Golpeó la cara de Burnley con su mano, los recuerdos de los eventos que sucedieron hace dos horas pasaron por su mente. Fue cuando el conde Dunn se llevó su espada y la levantó para mirarla de cerca- (TL: OH? Gee, ese evento se sintió como que sucedió hace SEMANAS. Me pregunto por qué).

Los recuerdos se mostraron suavemente en su mente como un río fluyendo, calmándolo. Él inclinó su cabeza y respondió: “Me parece ridículo que algunas personas ni siquiera saben que están caminando hacia la horca. ¿De verdad cree que puedespermanecer en la Fortaleza de Riedon a salvo y que el ejército de Madara no invadirá el territorio de Aouine?

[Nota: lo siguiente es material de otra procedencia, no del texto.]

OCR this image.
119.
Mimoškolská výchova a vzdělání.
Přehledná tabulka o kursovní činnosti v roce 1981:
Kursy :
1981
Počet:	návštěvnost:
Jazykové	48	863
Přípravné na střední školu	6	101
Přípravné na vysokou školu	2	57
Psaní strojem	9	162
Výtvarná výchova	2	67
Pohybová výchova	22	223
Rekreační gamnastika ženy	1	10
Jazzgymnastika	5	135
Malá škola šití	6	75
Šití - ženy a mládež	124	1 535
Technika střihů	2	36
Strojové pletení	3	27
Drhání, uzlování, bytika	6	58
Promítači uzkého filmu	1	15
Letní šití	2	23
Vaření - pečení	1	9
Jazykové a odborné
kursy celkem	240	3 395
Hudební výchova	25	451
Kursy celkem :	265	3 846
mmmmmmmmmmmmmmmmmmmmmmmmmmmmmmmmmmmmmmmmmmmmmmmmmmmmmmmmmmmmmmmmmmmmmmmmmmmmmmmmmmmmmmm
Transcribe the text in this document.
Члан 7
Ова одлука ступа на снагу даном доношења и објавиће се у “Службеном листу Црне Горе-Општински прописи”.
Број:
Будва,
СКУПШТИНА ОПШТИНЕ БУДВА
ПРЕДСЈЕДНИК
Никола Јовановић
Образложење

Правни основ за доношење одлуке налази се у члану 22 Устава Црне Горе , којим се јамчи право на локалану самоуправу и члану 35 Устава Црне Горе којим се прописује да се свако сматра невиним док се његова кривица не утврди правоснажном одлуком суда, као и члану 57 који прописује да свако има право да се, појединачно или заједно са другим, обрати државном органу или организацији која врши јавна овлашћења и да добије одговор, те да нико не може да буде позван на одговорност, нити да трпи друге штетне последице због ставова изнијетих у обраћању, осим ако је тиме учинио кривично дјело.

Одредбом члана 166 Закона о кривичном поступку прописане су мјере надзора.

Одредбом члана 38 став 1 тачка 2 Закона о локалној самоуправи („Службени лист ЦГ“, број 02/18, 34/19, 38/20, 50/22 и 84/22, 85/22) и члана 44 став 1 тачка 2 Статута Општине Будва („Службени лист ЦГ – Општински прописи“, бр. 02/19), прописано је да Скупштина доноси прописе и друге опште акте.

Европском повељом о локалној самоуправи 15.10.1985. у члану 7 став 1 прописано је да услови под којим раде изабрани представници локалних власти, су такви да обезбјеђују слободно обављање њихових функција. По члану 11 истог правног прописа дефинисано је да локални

“Madara?” Tanto Luc Beson como el Señor Manzana quedaron confundidos..

“¿Qué estás tratando de decir exactamente, tú bas-, compañero?”, Preguntó el Señor Manzana mientras pensaba con cuidado la posición que tenia con los magos de Buga.

Brendel no quiso perder más tiempo, tomó su espada y la colocó en el cuello de Burnley. Antes de que terminara de hablar, la espada élfica se encendió con una luz brillante.

“La familia del Señor Burnley es bien conocida por su riqueza y conocimiento, ¿puedes decirme qué historia tiene esta espada?” Brendel copió el tono de cierto hombre con una fría mueca.

Ese hombre gordo de repente luchó con todas sus fuerzas del alcance de la gárgola e intentó retroceder.

Brendel finalmente confirmó la sospecha en su corazón y lo ignoró. Él reprendió con enojo a los dos hombres: “Esta espada se llama ‘Espina de luz’, una espada que creada de la luz admist. Todas las criaturas no muertas son destruidas por el brillo de esta espada, pero los imbéciles miopes solo buscan admirarla, pero olvidaron lo que sucedió cuando el Conde Dunn la tomó.”

“Mis estimados nobles, ¿realmente creen que este gordo cerdo es su aliado? Qué notablemente risible, ni siquiera saben que Tarkus ha plantado un espía entre ustedes…”

Luc Beson y los nobles quedaron sin palabras, no sabían si eso era cierto. Aunque el capitán del ejército melena blanca, creía en las palabras de Brendel, deseaba que no fuera cierto.

Brendel empujó la espada a la figura de Burnley, parecida a una pelota. El último chilló lastimosamente cuando su cuerpo se encogió rápidamente, y su apariencia cambió a la de un monstruo feo y muerto.

“¡Un lich!” Luc Beson reconoció a esa criatura en un instante.

Esebar fue aún más exagerado cuando su cuerpo se hundió mientras gritaba. “¡Imposible!”

Su respuesta asustó a todos y lo miraron. La expresión de Brendel era fría. Finalmente supo lo que le sucedió a la Fortaleza Riedon y por qué cayó tan rápido.

[Pero la historia, o el futuro… no se puede cambiar ahora.]

Esebar sintió correr el sudor sobre su frente. Las palabras del condenado bastardo gordo parecían ahora una trampa mortal. Para tratar de capturar a Brendel, había tomado un tercio de los guardias de la Fortaleza y los había puesto bajo el mando de Burnley.

Y esas tropas privadas, probablemente eran criaturas no muertas.

Mientras estaba titubeando, de repente noto llamas azules horribles desde las áreas al oeste y norte de la Fortaleza Riedon. Todos entendieron lo que sucedía ahora.

Esebar sintió que el mundo estaba girando.

“¡Mar-marchen, hacia la puerta sur ahora!”